Dopo averli congedati, David e Jay si erano fermati in campo a rifinire qualcosa come al solito. 
Era estate e faceva caldo anche se erano in Ucraina. Non caldo come in Italia od in qualche posto meridionale, ma c’era lo stesso afa, quella sera. Il campo illuminato dai fari. 
L’hotel non era attaccato allo stadio dove avrebbero giocato e dove si stavano allenando per testare il campo del giorno successivo. Tuttavia Jay e David avevano chiesto di potersi fermare e di essere accompagnati in albergo più tardi da un autista. 
Lucas aveva detto loro di non esagerare con gli allenamenti extra e non stancarsi, David aveva annuito dicendo che però ne aveva bisogno. 
Certo che ne aveva, si disse Jay. Ne aveva la sua testa, non il suo corpo perfettamente in grado di giocare ad alti livelli. 
“Il suo blocco è tutto mentale.” Si era detto. “Si convince di non essere alla mia altezza e si appoggia a me, se io non ci fossi saprebbe di essere lui il me della situazione e lo farebbe. Non avrebbe limiti.” Ormai lui aveva deciso, ne era sicuro. 
“Comunque la mia ora si avvicina, presto o tardi dovrò cedere il passo. Se posso scegliere, scelgo ora, con lui. Lo cedo a lui, il mio passo. Poi lui deciderà un giorno a chi lasciare la nostra eredità.”
L’autista aspettava in una sala d’attesa all’ingresso, vicino a dove si svolgevano le conferenze stampa. Non li avrebbe visti. 
Nessuno li avrebbe visti.
Quello stadio, quella sera, illuminato solo dai fari, era completamente vuoto. 

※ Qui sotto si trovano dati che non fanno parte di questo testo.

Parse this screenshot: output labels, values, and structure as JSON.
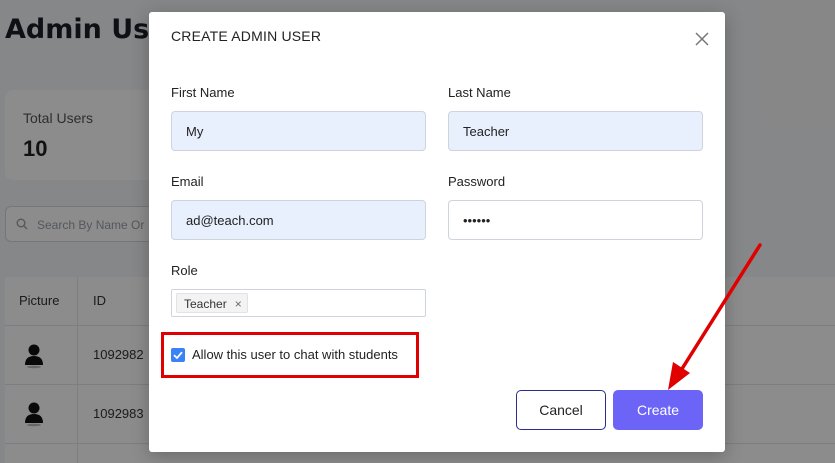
{
  "background": {
    "page_title": "Admin Users",
    "stats": {
      "total_users_label": "Total Users",
      "total_users_value": "10"
    },
    "search_placeholder": "Search By Name Or",
    "table": {
      "headers": [
        "Picture",
        "ID"
      ],
      "rows": [
        {
          "id": "1092982"
        },
        {
          "id": "1092983"
        }
      ]
    }
  },
  "modal": {
    "title": "CREATE ADMIN USER",
    "fields": {
      "first_name_label": "First Name",
      "first_name_value": "My",
      "last_name_label": "Last Name",
      "last_name_value": "Teacher",
      "email_label": "Email",
      "email_value": "ad@teach.com",
      "password_label": "Password",
      "password_value": "••••••",
      "role_label": "Role",
      "role_tag": "Teacher",
      "role_tag_remove": "×"
    },
    "allow_chat_label": "Allow this user to chat with students",
    "allow_chat_checked": true,
    "cancel_label": "Cancel",
    "create_label": "Create"
  },
  "colors": {
    "primary_button": "#6c63f7",
    "checkbox": "#3b82f6",
    "annotation": "#e00000",
    "input_autofill": "#e8effd"
  }
}
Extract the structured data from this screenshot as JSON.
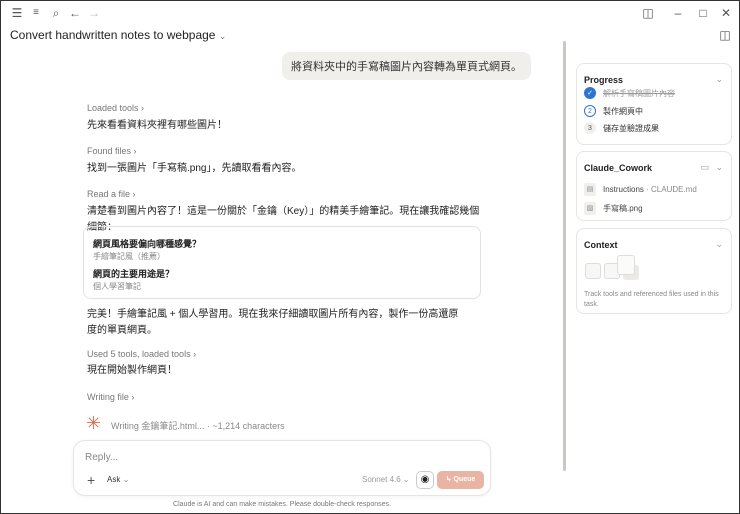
{
  "window": {
    "title": "Convert handwritten notes to webpage"
  },
  "chat": {
    "user_message": "將資料夾中的手寫稿圖片內容轉為單頁式網頁。",
    "steps": [
      {
        "label": "Loaded tools",
        "text": "先來看看資料夾裡有哪些圖片！"
      },
      {
        "label": "Found files",
        "text": "找到一張圖片「手寫稿.png」，先讀取看看內容。"
      },
      {
        "label": "Read a file",
        "text": "清楚看到圖片內容了！這是一份關於「金鑰（Key）」的精美手繪筆記。現在讓我確認幾個細節："
      }
    ],
    "questions": [
      {
        "q": "網頁風格要偏向哪種感覺？",
        "a": "手繪筆記風（推薦）"
      },
      {
        "q": "網頁的主要用途是？",
        "a": "個人學習筆記"
      }
    ],
    "after_text": "完美！手繪筆記風 + 個人學習用。現在我來仔細讀取圖片所有內容，製作一份高還原度的單頁網頁。",
    "used_tools_label": "Used 5 tools, loaded tools",
    "start_text": "現在開始製作網頁！",
    "writing_label": "Writing file",
    "writing_status": "Writing 金鑰筆記.html...",
    "writing_chars": "~1,214 characters"
  },
  "composer": {
    "placeholder": "Reply...",
    "mode": "Ask",
    "model": "Sonnet 4.6",
    "queue": "Queue"
  },
  "disclaimer": "Claude is AI and can make mistakes. Please double-check responses.",
  "progress": {
    "title": "Progress",
    "items": [
      {
        "n": "✓",
        "label": "解析手寫稿圖片內容",
        "state": "done"
      },
      {
        "n": "2",
        "label": "製作網頁中",
        "state": "active"
      },
      {
        "n": "3",
        "label": "儲存並驗證成果",
        "state": "pending"
      }
    ]
  },
  "folder": {
    "title": "Claude_Cowork",
    "files": [
      {
        "name": "Instructions",
        "suffix": " · CLAUDE.md"
      },
      {
        "name": "手寫稿.png",
        "suffix": ""
      }
    ]
  },
  "context": {
    "title": "Context",
    "desc": "Track tools and referenced files used in this task."
  },
  "colors": {
    "accent": "#e06b4b",
    "queue": "#e9b4a3",
    "check": "#2f74d0"
  }
}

Il giorno dopo si sarebbe riempito di gente, di urla, di tifo, di fischi ed applausi.
E di speranze.
Lacrime. 
Disperazione.
Esultanze. 
Gioia. 
Tristezze. 
David però al momento non ci pensava, con la palla al piede si allenava negli inserimenti laterali in area, percorreva la fascia correndo per poi crossare in mezzo su Jay e permettergli così di segnare. 
- Sai che dovremmo fare l’opposto, sì? - disse Jay ridendo dopo l’ennesimo goal. David arricciò la bocca per nulla convinto. 
- Sei tu il goleador... - rispose senza troppo peso. 
- Ma sei tu la punta... io sono l’ala. Sono io che arrivo dalla fascia e taglio in area crossando a te. 
Jay sospirò. Era il momento, si disse. Gli avrebbe fatto male, ma doveva farlo ora, sentiva che era quello il momento giusto.